MANILA--Archeologists have unearthed remnants of what they believe is a 1,000-year-old village on a jungle-covered mountaintop in the Philippines with limestone coffins of a type never before found in this Southeast Asian nation, officials said on Sept. 20.
National Museum official Eusebio Dizon said the village on Mount Kamhantik, near Mulanay town in Quezon province, could be at least 1,000 years old based on U.S. carbon dating tests done on a human tooth found in one of 15 limestone graves he and other archeologists have dug out since last year.
The discovery of the rectangular tombs, which were carved into limestone outcrops jutting from the forest ground, is important because it is the first indication that Filipinos at that time practiced a more advanced burial ritual than previously thought and that they used metal tools to carve the coffins.
Past archaeological discoveries have shown Filipinos of that era used wooden coffins in the country's mountainous north and earthen coffins and jars elsewhere, according to Dizon, who has done extensive archaeological work in the Philippines and several other countries over the past 35 years.
Aside from the tombs, archeologists have found thousands of shards of earthen jars, metal objects and bone fragments of humans, monkeys, wild pigs and other animals in the tombs.
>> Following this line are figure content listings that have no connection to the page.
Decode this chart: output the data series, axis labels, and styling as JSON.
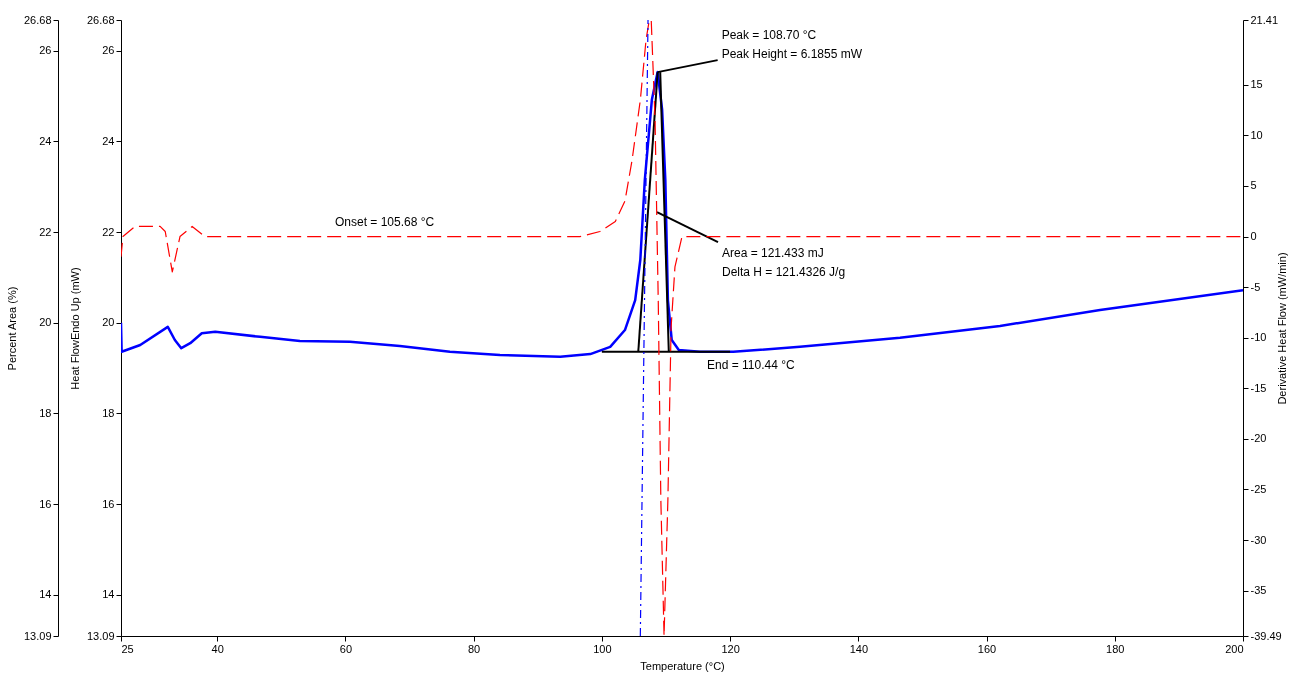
{
  "chart_data": {
    "type": "line",
    "xlabel": "Temperature (°C)",
    "ylabel": "Heat FlowEndo Up (mW)",
    "y2label": "Derivative Heat Flow (mW/min)",
    "y3label": "Percent Area (%)",
    "xlim": [
      25,
      200
    ],
    "xticks": [
      25,
      40,
      60,
      80,
      100,
      120,
      140,
      160,
      180,
      200
    ],
    "ylim": [
      13.09,
      26.68
    ],
    "yticks": [
      13.09,
      14,
      16,
      18,
      20,
      22,
      24,
      26,
      26.68
    ],
    "y2lim": [
      -39.49,
      21.41
    ],
    "y2ticks": [
      -39.49,
      -35,
      -30,
      -25,
      -20,
      -15,
      -10,
      -5,
      0,
      5,
      10,
      15,
      21.41
    ],
    "y3lim": [
      13.09,
      26.68
    ],
    "y3ticks": [
      13.09,
      14,
      16,
      18,
      20,
      22,
      24,
      26,
      26.68
    ],
    "grid": false,
    "series": [
      {
        "color": "#0000ff",
        "axis": "y",
        "line_style": "solid",
        "x": [
          25,
          25.1,
          28.0,
          32.3,
          33.4,
          34.4,
          35.8,
          37.6,
          39.7,
          46.7,
          52.9,
          60.7,
          68.5,
          76.3,
          84.1,
          93.5,
          98.2,
          101.3,
          103.6,
          105.2,
          106.0,
          106.7,
          107.8,
          108.7,
          109.4,
          109.9,
          110.3,
          110.9,
          112.0,
          115.3,
          120.5,
          130.9,
          146.5,
          162.1,
          177.7,
          200
        ],
        "values": [
          20.0,
          19.36,
          19.51,
          19.91,
          19.62,
          19.44,
          19.55,
          19.77,
          19.8,
          19.69,
          19.6,
          19.58,
          19.49,
          19.36,
          19.29,
          19.25,
          19.31,
          19.47,
          19.84,
          20.5,
          21.39,
          23.15,
          24.92,
          25.53,
          24.7,
          23.15,
          20.5,
          19.62,
          19.4,
          19.36,
          19.36,
          19.47,
          19.67,
          19.93,
          20.28,
          20.72
        ]
      },
      {
        "color": "#ff0000",
        "axis": "y2",
        "line_style": "dashed",
        "x": [
          25,
          25.3,
          27.2,
          31.1,
          31.9,
          33.0,
          34.2,
          36.1,
          38.1,
          39.7,
          52.9,
          68.5,
          84.1,
          96.6,
          99.7,
          102.1,
          103.6,
          104.7,
          106.0,
          106.9,
          107.4,
          107.7,
          108.3,
          108.8,
          109.2,
          109.7,
          110.3,
          110.8,
          111.4,
          112.5,
          115.3,
          130.9,
          162.1,
          200
        ],
        "values": [
          -2,
          0,
          1,
          1,
          0.5,
          -3.5,
          0,
          1,
          0,
          0,
          0,
          0,
          0,
          0,
          0.5,
          1.5,
          3.5,
          7.5,
          13.5,
          19.5,
          21.41,
          21.41,
          11.5,
          -6.5,
          -26,
          -39.49,
          -26,
          -9,
          -3,
          0,
          0,
          0,
          0,
          0
        ]
      },
      {
        "color": "#0000ff",
        "axis": "y3",
        "line_style": "dashdot",
        "x": [
          106.0,
          107.2
        ],
        "values": [
          13.09,
          26.68
        ]
      },
      {
        "color": "#000000",
        "axis": "y",
        "line_style": "solid",
        "x": [
          100,
          120
        ],
        "values": [
          19.36,
          19.36
        ]
      },
      {
        "color": "#000000",
        "axis": "y",
        "line_style": "solid",
        "x": [
          105.68,
          108.7
        ],
        "values": [
          19.36,
          25.53
        ]
      },
      {
        "color": "#000000",
        "axis": "y",
        "line_style": "solid",
        "x": [
          109.1,
          110.44
        ],
        "values": [
          25.53,
          19.36
        ]
      }
    ],
    "annotations": [
      "Onset = 105.68 °C",
      {
        "text": "Peak = 108.70 °C\nPeak Height = 6.1855 mW",
        "x": 108.7,
        "y": 25.53
      },
      {
        "text": "Area = 121.433 mJ\nDelta H = 121.4326 J/g",
        "x": 108.6,
        "y": 22.44
      },
      "End = 110.44 °C"
    ]
  }
}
The limestone outcrops had round holes where wooden posts of houses or sheds may have once stood, Dizon told The Associated Press in an exclusive interview.
The tombs were similar to ancient sarcophagus, which have become popular tourist attractions in Egypt and Europe, although the ones found in Mulanay were simple box-like limestone coffins without mythological or elaborate human images on the tops and sides.
Archeologists have only worked on a small portion of a five-hectare (12-acre) forest area, where Mulanay officials said more artifacts and limestone coffins could be buried.
A preliminary National Museum report said its top archeologists found "a complex archaeological site with both habitation and burial remains from the period of approximately 10th to the 14th century ... the first of its kind in the Philippines having carved limestone tombs."
The discovery has been welcomed with excitement in Mulanay, a sleepy coastal town of 50,000 people in an impoverished mountainous region that until recently was best known as a major battleground between army troops and Marxist rebels.
"Before, if you mention this region, people will say 'Oh, that's NPA country,'" Mulanay Mayor Joselito Ojeda said, referring to the New People's Army rebels. "But that era is past and now we can erase that image and this archaeological site will be a big help."
Mulanay tourism officer Sanny Cortez said that after archeologists have finished their work in a few years, his town plans to turn Mount Kamhantik's peak into an archaeological and eco-tourism park. A museum would also be built nearby.
The archaeological site is part of 280 hectares (692 acres) of forest land that was declared a government-protected area in 1998 to keep away treasure hunters and slash-and-burn farmers.
Treasure hunters looking for gold exposed some of the limestone tombs years ago, but it was only last year that Manila-based archeologists were notified and started to unearth more graves and artifacts and began to understand the significance of the find.